At the end of listing we use the standard Python idiom that indicates what to do if the file is executed directly. We check that the current module is the main module, and if so, we create three do_task() iterators and pass them to simple_round_robin() as a list. The output from an execution of this code follows the listing. Because we call yield twice and neither occurs within the increment_count() function, there is no chance of running into counter increment problems that result from a race condition.

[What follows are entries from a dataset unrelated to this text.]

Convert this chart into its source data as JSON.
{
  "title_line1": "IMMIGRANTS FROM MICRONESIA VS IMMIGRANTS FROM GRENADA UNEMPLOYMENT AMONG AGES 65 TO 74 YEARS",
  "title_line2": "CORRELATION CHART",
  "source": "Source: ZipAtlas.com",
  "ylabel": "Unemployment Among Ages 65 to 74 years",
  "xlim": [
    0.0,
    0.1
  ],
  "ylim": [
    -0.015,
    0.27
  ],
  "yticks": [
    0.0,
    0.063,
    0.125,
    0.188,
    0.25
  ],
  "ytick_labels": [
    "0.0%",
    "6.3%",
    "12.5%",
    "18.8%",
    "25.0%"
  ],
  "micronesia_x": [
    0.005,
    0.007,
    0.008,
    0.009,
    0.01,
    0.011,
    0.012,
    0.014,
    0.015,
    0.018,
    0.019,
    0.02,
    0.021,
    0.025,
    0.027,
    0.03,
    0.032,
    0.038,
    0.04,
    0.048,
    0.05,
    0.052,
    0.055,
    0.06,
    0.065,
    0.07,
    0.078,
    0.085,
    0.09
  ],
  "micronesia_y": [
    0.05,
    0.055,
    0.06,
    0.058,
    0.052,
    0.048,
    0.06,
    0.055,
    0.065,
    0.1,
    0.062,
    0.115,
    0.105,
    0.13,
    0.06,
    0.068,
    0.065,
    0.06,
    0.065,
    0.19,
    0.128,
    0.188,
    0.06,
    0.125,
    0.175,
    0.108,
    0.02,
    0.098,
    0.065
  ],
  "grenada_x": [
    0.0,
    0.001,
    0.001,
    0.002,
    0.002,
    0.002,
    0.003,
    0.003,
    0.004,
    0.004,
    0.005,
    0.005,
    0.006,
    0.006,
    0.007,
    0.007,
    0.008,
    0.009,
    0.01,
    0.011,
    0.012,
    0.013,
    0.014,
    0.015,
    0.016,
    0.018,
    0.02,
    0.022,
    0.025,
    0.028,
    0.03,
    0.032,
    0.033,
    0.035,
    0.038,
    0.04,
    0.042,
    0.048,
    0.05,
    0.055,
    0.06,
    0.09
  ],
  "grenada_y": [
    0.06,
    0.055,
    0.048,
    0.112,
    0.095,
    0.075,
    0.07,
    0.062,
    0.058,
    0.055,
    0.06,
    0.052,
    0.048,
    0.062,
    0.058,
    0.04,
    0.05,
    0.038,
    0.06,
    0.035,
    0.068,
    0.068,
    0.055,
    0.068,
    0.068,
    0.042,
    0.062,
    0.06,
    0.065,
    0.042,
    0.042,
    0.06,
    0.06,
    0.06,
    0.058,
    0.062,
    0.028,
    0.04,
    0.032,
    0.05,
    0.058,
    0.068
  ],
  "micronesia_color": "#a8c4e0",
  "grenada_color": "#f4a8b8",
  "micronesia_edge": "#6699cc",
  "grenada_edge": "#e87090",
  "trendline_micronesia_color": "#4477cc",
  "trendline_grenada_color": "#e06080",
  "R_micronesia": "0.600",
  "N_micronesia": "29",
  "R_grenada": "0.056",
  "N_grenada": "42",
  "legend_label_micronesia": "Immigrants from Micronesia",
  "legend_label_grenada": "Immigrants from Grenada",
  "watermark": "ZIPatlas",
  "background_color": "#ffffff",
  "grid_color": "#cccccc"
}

Starting with the ideas presented here we have developed a full-featured cooperative multitasking engine for use in laboratory automation. Among other things, the complete cooperative multitasking engine includes the following features:
All behavior is encapsulated as a custom Python object called c_thread. Each c_thread object can be assigned an execution priority, which causes them to be executed more or less frequently, as indicated by the value of the priority. c_thread objects manage a stack of iterators, not just one. An iterator itself can create a child iterator and push it onto any c_thread stack. Only the iterator on the top of the stack will get processor time (its next() method will be called). When an iterator terminates, it is automatically removed from the stack so that the calling iterator can continue to execute. Our Python generator-based cooperative multitasking engine has been used successfully to control several production laboratory automation systems. These system controllers have proven to be very robust. We have achieved months of continuous operation with no stability problems whatsoever. By contrast, none of the commercial vendors of popular laboratory automation control software that we spoke with were willing to guarantee continuous operation for a duration of more than a few days.
Conclusion
Python is well suited to solving multiple problems that arise in the field of laboratory automation. We have demonstrated in detail how a feature of Python called generators can be used to simplify the task of creating multi-instrument laboratory automation system controllers. Python's clear syntax and clean design have been shown to shorten the time and the number of lines of code required to implement workable solutions to common problems. Its “batteries included” philosophy has resulted in a rich set of diverse libraries, including everything from interacting with the most popular relational databases to communicating over RS232, USB, and GPIB ports. Libraries called win32all and ctypes make it possible to call nearly any external function in a Windows ActiveX component or DLL. Access to popular GUI libraries such as wxWidgets round out the language as a full-featured software development tool. Moreover, as a freely available open source tool, Python is readily available to all.